BY D’VERA COHN, Pew Research, 6/19/15.
Possible 2020 census race/Hispanic question for online respondents, who would click to the next screen to choose more detailed sub-categories such as “Cuban” or “Chinese.” Credit: U.S. Census Bureau
The Census Bureau is experimenting with new ways to ask Americans about their race or origin in the 2020 census – including not using the words “race” or “origin” at all. Instead, the questionnaire may tell people to check the “categories” that describe them.
Census officials say they want the questions they ask to be clear and easy, in order to encourage Americans to answer them, so the officials can better collect race and Hispanic data as required by law. But many people are confused by the current wording, or find it misleading or insufficient to describe their identity.
Census forms now have two questions about race and Hispanic origin. The first asks people whether they are of Hispanic, Latino or Spanish origin, and states that “Hispanic origins are not races.” A second question asks, “What is this person’s race?” and includes a list of options with checkboxes and write-in spaces. The U.S. government defines Hispanic as an ethnicity, not a race.
The problem with using the word “race” is that many Americans say they don’t know what it means, and how it is different from “origin.” The agency’s focus group research found that some people think the words mean the same thing, while others see race as meaning skin color, ancestry or culture, while origin is the nation or place where they or their parents were born.

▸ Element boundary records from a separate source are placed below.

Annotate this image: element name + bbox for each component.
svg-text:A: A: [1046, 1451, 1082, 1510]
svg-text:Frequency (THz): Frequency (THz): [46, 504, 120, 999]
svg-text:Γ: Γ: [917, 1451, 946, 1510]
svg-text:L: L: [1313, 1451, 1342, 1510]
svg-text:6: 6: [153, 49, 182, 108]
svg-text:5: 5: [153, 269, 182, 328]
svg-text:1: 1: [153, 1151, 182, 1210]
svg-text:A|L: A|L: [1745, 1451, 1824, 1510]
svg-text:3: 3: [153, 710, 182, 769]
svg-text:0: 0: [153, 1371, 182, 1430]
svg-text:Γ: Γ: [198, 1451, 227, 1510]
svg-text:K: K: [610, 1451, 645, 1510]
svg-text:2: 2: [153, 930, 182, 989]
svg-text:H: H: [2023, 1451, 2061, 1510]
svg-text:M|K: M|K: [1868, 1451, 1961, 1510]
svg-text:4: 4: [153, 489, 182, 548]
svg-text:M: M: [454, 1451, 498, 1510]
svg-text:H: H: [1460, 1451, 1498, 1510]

2010 census form asks about race and Hispanic ethnicity separately. Credit: U.S. Census Bureau
The Census Bureau’s own definitions of race and Hispanic origin, which follow government-wide rules from the Office of Management and Budget, sometimes appear to overlap. A white person, for example, is defined as someone “having origins in any of the original peoples of Europe, the Middle East or North Africa.” Hispanic is defined as a person of “Spanish culture or origin regardless of race.”

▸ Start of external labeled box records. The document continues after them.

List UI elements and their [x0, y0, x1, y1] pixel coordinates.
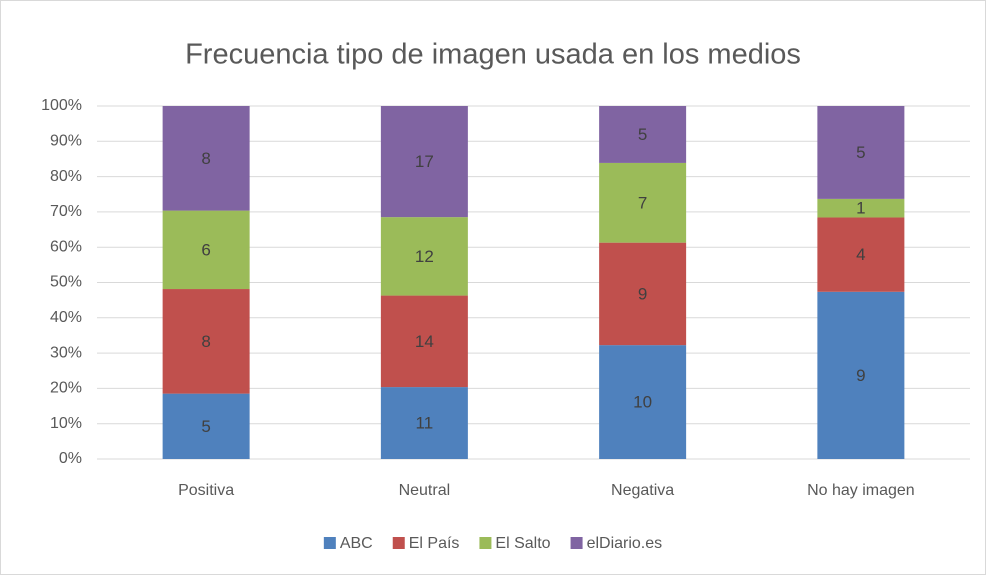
bar-segment: [380, 295, 468, 388]
data-label: 14: [415, 332, 434, 351]
data-label: 7: [638, 193, 647, 212]
bar-segment: [380, 217, 468, 296]
data-label: 9: [638, 284, 647, 303]
x-tick-label: Neutral: [399, 482, 451, 499]
bar-segment: [599, 345, 687, 459]
legend-label: ABC: [340, 535, 373, 552]
data-label: 10: [633, 393, 652, 412]
legend-label: El País: [409, 535, 460, 552]
chart-title: Frecuencia tipo de imagen usada en los m…: [185, 39, 801, 71]
y-tick-label: 30%: [50, 344, 82, 361]
bar-segment: [162, 106, 250, 211]
legend-swatch: [323, 537, 336, 549]
bar-segment: [817, 217, 905, 292]
y-tick-label: 50%: [50, 274, 82, 291]
legend-swatch: [570, 537, 583, 549]
bar-segment: [162, 393, 250, 459]
data-label: 8: [201, 149, 210, 168]
data-label: 4: [856, 245, 865, 264]
data-label: 9: [856, 366, 865, 385]
x-tick-label: Negativa: [611, 482, 674, 499]
data-label: 5: [856, 143, 865, 162]
y-tick-label: 20%: [50, 380, 82, 397]
data-label: 5: [201, 417, 210, 436]
legend-label: El Salto: [495, 535, 550, 552]
data-label: 1: [856, 199, 865, 218]
y-tick-label: 100%: [41, 97, 82, 114]
bar-segment: [817, 291, 905, 459]
legend-label: elDiario.es: [587, 535, 663, 552]
bar-segment: [380, 106, 468, 218]
bar-segment: [162, 210, 250, 290]
y-tick-label: 90%: [50, 133, 82, 150]
bar-segment: [599, 162, 687, 243]
y-tick-label: 0%: [59, 450, 82, 467]
y-tick-label: 60%: [50, 238, 82, 255]
y-tick-label: 80%: [50, 168, 82, 185]
x-tick-label: Positiva: [178, 482, 234, 499]
data-label: 17: [415, 152, 434, 171]
legend-swatch: [392, 537, 405, 549]
data-label: 5: [638, 125, 647, 144]
y-tick-label: 70%: [50, 203, 82, 220]
bar-segment: [162, 289, 250, 394]
data-label: 6: [201, 240, 210, 259]
data-label: 12: [415, 247, 434, 266]
x-tick-label: No hay imagen: [807, 482, 915, 499]
bar-segment: [817, 106, 905, 199]
bar-segment: [817, 198, 905, 218]
bar-segment: [599, 106, 687, 163]
bar-segment: [380, 387, 468, 459]
data-label: 11: [416, 414, 434, 433]
y-tick-label: 40%: [50, 309, 82, 326]
legend-swatch: [479, 537, 492, 549]
data-label: 8: [201, 332, 210, 351]
y-tick-label: 10%: [50, 415, 82, 432]
bar-segment: [599, 242, 687, 346]
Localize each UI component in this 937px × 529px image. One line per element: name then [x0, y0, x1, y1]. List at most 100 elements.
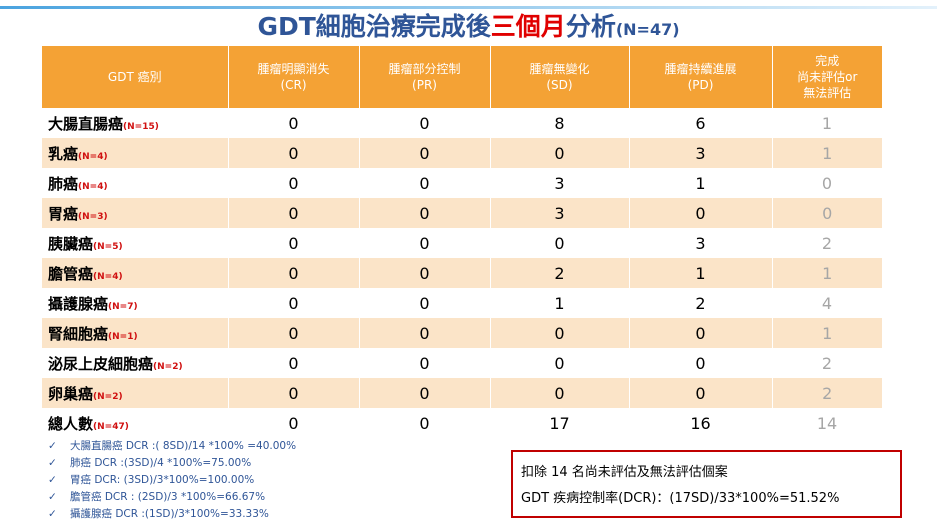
na-value: 4: [821, 293, 833, 313]
sd-value: 2: [489, 258, 629, 288]
column-header-line: 腫瘤明顯消失: [257, 62, 330, 76]
cr-value: 0: [288, 293, 299, 313]
results-table: GDT 癌別 腫瘤明顯消失 (CR) 腫瘤部分控制 (PR) 腫瘤無變化 (SD) 腫瘤持續進…: [42, 46, 882, 438]
pr-value: 0: [419, 293, 430, 313]
cancer-type-label: 肺癌: [48, 174, 79, 193]
sd-value: 0: [489, 138, 629, 168]
sd-value: 0: [489, 318, 629, 348]
dcr-note: ✓ 攝護腺癌 DCR :(1SD)/3*100%=33.33%: [48, 506, 296, 523]
cr-value: 0: [288, 353, 299, 373]
table-row: 胃癌(N=3) 0 0 3 0 0: [42, 198, 882, 228]
pr-value: 0: [419, 353, 430, 373]
na-value: 1: [771, 318, 882, 348]
table-row: 泌尿上皮細胞癌(N=2) 0 0 0 0 2: [42, 348, 882, 378]
pd-value: 3: [695, 233, 706, 253]
pr-value: 0: [358, 318, 490, 348]
patient-count: (N=2): [93, 391, 123, 402]
cancer-type-label: 腎細胞癌: [48, 324, 109, 343]
pr-value: 0: [419, 413, 430, 433]
check-icon: ✓: [48, 508, 57, 520]
cr-value: 0: [227, 258, 359, 288]
column-header-line: 無法評估: [803, 86, 852, 100]
cancer-type-label: 膽管癌: [48, 264, 94, 283]
dcr-note: ✓ 大腸直腸癌 DCR :( 8SD)/14 *100% =40.00%: [48, 438, 296, 455]
cr-value: 0: [227, 198, 359, 228]
check-icon: ✓: [48, 457, 57, 469]
na-value: 1: [771, 258, 882, 288]
top-accent-rule: [0, 6, 937, 9]
patient-count: (N=4): [78, 181, 108, 192]
pr-value: 0: [358, 138, 490, 168]
dcr-note-text: 攝護腺癌 DCR :(1SD)/3*100%=33.33%: [70, 508, 269, 520]
cr-value: 0: [288, 233, 299, 253]
table-row: 卵巢癌(N=2) 0 0 0 0 2: [42, 378, 882, 408]
na-value: 1: [771, 138, 882, 168]
table-row: 腎細胞癌(N=1) 0 0 0 0 1: [42, 318, 882, 348]
dcr-note-text: 膽管癌 DCR : (2SD)/3 *100%=66.67%: [70, 491, 266, 503]
na-value: 2: [821, 353, 833, 373]
cancer-type-cell: 泌尿上皮細胞癌(N=2): [42, 348, 228, 378]
pd-value: 6: [695, 113, 706, 133]
cr-value: 0: [288, 173, 299, 193]
cancer-type-cell: 胃癌(N=3): [42, 198, 228, 228]
dcr-note: ✓ 肺癌 DCR :(3SD)/4 *100%=75.00%: [48, 455, 296, 472]
cancer-type-cell: 大腸直腸癌(N=15): [42, 108, 228, 138]
cr-value: 0: [288, 113, 299, 133]
cancer-type-label: 總人數: [48, 414, 94, 433]
page-title: GDT細胞治療完成後三個月分析(N=47): [0, 12, 937, 45]
cancer-type-label: 乳癌: [48, 144, 79, 163]
na-value: 2: [771, 378, 882, 408]
dcr-note: ✓ 膽管癌 DCR : (2SD)/3 *100%=66.67%: [48, 489, 296, 506]
pd-value: 2: [695, 293, 706, 313]
pr-value: 0: [358, 378, 490, 408]
pr-value: 0: [419, 173, 430, 193]
table-header-row: GDT 癌別 腫瘤明顯消失 (CR) 腫瘤部分控制 (PR) 腫瘤無變化 (SD) 腫瘤持續進…: [42, 46, 882, 108]
cancer-type-label: 卵巢癌: [48, 384, 94, 403]
column-header: 腫瘤持續進展 (PD): [628, 46, 772, 108]
patient-count: (N=7): [108, 301, 138, 312]
cancer-type-cell: 腎細胞癌(N=1): [42, 318, 228, 348]
pd-value: 1: [628, 258, 772, 288]
patient-count: (N=4): [78, 151, 108, 162]
na-value: 0: [771, 198, 882, 228]
patient-count: (N=15): [123, 121, 159, 132]
column-header-line: GDT 癌別: [107, 70, 162, 84]
patient-count: (N=2): [153, 361, 183, 372]
dcr-note: ✓ 胃癌 DCR: (3SD)/3*100%=100.00%: [48, 472, 296, 489]
na-value: 14: [816, 413, 838, 433]
table-row: 大腸直腸癌(N=15) 0 0 8 6 1: [42, 108, 882, 138]
pd-value: 0: [628, 318, 772, 348]
patient-count: (N=1): [108, 331, 138, 342]
pd-value: 0: [695, 353, 706, 373]
patient-count: (N=4): [93, 271, 123, 282]
patient-count: (N=5): [93, 241, 123, 252]
table-row: 胰臟癌(N=5) 0 0 0 3 2: [42, 228, 882, 258]
sd-value: 17: [549, 413, 570, 433]
column-header-line: 腫瘤無變化: [529, 62, 590, 76]
pr-value: 0: [419, 233, 430, 253]
cancer-type-label: 胰臟癌: [48, 234, 94, 253]
column-header: 腫瘤無變化 (SD): [489, 46, 629, 108]
pd-value: 1: [695, 173, 706, 193]
column-header-line: 尚未評估or: [797, 70, 858, 84]
cr-value: 0: [227, 378, 359, 408]
pr-value: 0: [358, 258, 490, 288]
cancer-type-cell: 肺癌(N=4): [42, 168, 228, 198]
na-value: 1: [821, 113, 833, 133]
sd-value: 1: [554, 293, 565, 313]
cancer-type-label: 攝護腺癌: [48, 294, 109, 313]
patient-count: (N=47): [93, 421, 129, 432]
column-header-line: (CR): [280, 78, 307, 92]
dcr-notes-list: ✓ 大腸直腸癌 DCR :( 8SD)/14 *100% =40.00% ✓ 肺癌 D…: [48, 438, 296, 523]
cancer-type-label: 大腸直腸癌: [48, 114, 124, 133]
table-row: 攝護腺癌(N=7) 0 0 1 2 4: [42, 288, 882, 318]
column-header-line: (SD): [546, 78, 573, 92]
sd-value: 0: [489, 378, 629, 408]
cancer-type-cell: 卵巢癌(N=2): [42, 378, 228, 408]
check-icon: ✓: [48, 474, 57, 486]
cancer-type-cell: 攝護腺癌(N=7): [42, 288, 228, 318]
summary-line-2: GDT 疾病控制率(DCR)：(17SD)/33*100%=51.52%: [521, 491, 840, 506]
pd-value: 16: [690, 413, 711, 433]
table-row: 總人數(N=47) 0 0 17 16 14: [42, 408, 882, 438]
check-icon: ✓: [48, 491, 57, 503]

The confusion reflects a larger debate about how to define race, which used to be seen as a fixed physical characteristic and now more commonly is viewed as a fluid product of many influences. “We recognize that race and ethnicity are not quantifiable values,” the Census Bureau said in a 2013 report. “Rather, identity is a complex mix of one’s family and social environment, historical or socio-political constructs, personal experience, context, and many other immeasurable factors.”